Mike is a small fish with narcolepsy that got lost halfway and got stuck on the way of migration. And he migrated not for food, not for mating, but to find his mother, or rather, to find love and security.
Love, he found briefly in Scott. But in the end, Scott returned to his own school of fish.
Security, never. Maybe at the end of the film, he was carried into his car by passers-by after passing out on the highway, which made people feel a little sense of security. But what happened next, who knows. Mike's life cannot be controlled by himself too much. He follows the wave, and the wave often traps him in place.
In the film, Scott said that when he was 21 years old, he turned back to the shore, and Scott asked Mike how many years they had known each other. Mike said that it was three years, almost four years. In other words, Scott's age as a male prostitute was around 17 to 20 years old.
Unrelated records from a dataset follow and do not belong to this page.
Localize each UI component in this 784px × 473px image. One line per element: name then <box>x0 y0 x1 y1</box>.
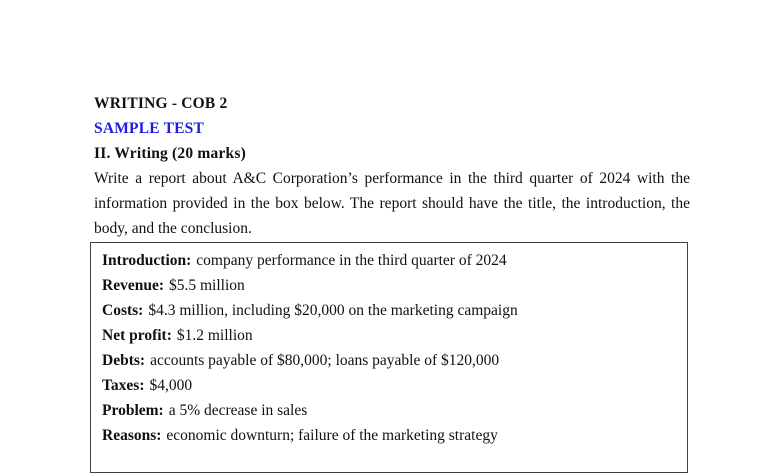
info-box: Introduction: company performance in the … <box>90 242 688 473</box>
info-box-item-label: Net profit: <box>102 327 172 344</box>
info-box-item-text: accounts payable of $80,000; loans payab… <box>150 352 500 369</box>
info-box-item-label: Reasons: <box>102 427 162 444</box>
info-box-item-text: $4,000 <box>149 377 193 394</box>
info-box-item-label: Costs: <box>102 302 144 319</box>
info-box-item: Debts: accounts payable of $80,000; loans… <box>102 348 676 373</box>
info-box-item-label: Debts: <box>102 352 146 369</box>
info-box-item: Introduction: company performance in the … <box>102 248 676 273</box>
task-instructions: Write a report about A&C Corporation’s p… <box>94 170 690 237</box>
info-box-item-text: $4.3 million, including $20,000 on the m… <box>148 302 518 319</box>
info-box-item: Revenue: $5.5 million <box>102 273 676 298</box>
info-box-item-text: $5.5 million <box>169 277 245 294</box>
info-box-item-text: $1.2 million <box>176 327 253 344</box>
info-box-item-text: a 5% decrease in sales <box>168 402 308 419</box>
info-box-item: Costs: $4.3 million, including $20,000 on… <box>102 298 676 323</box>
sample-test-heading: SAMPLE TEST <box>94 120 205 137</box>
info-box-item-label: Problem: <box>102 402 164 419</box>
info-box-item-label: Introduction: <box>102 252 192 269</box>
section-heading: II. Writing (20 marks) <box>94 145 246 162</box>
info-box-item-label: Revenue: <box>102 277 164 294</box>
info-box-item: Taxes: $4,000 <box>102 373 676 398</box>
info-box-item: Net profit: $1.2 million <box>102 323 676 348</box>
course-heading: WRITING - COB 2 <box>94 95 228 112</box>
info-box-item-label: Taxes: <box>102 377 145 394</box>
info-box-item-text: company performance in the third quarter… <box>196 252 507 269</box>
info-box-item: Reasons: economic downturn; failure of th… <box>102 423 676 448</box>
info-box-item-text: economic downturn; failure of the market… <box>166 427 498 444</box>
info-box-item: Problem: a 5% decrease in sales <box>102 398 676 423</box>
This age between teenagers and youth is the most extravagant time in a person's life, wandering, taking drugs, picking up girls, fighting, and doing anything is fine, just don't spend it lightly.
However, after the madness, Scott has a way to go. The career of a male prostitute was only a deserted experience for him, he had a dream, and he could return to the upper class life after waking up.
For Mike, it was a dream that had nowhere to go. So, he can only keep dreaming. On the way to migration.
A typical literary and artistic film has a few lines of dialogue, and it is veiled but refuses to make the theme clear.
In fact, it is just a sentence, from the age of 17 to 20, in the past three years, what are these boys thinking, how to live, what their dreams have given them, and where will reality lead them. It is just such a theme, but in the film, it only passes through the mouth of the protagonist, it is easy to be ignored, and then fools the audience into discussing homosexuality, male prostitutes, life or death and many other issues.
No need to worry whether Mike, the frail little fish with narcolepsy, got out of the whirlpool and swam to the sea at the end of the film. Because he is still young. Even if there is no one to teach, no one to lead, and no normal family to pave the way for us to walk, time will eventually make us see everything and tell us which way to go is the right one.
And Scott, who's had his rugs laid out all his life, makes it easier to walk. But still the same sentence, life is still long, who knows that his path will not go astray in the future.
The yellow car parked next to Mike at the end of the film and the large group of fish that are struggling to migrate are the most memorable parts of this film.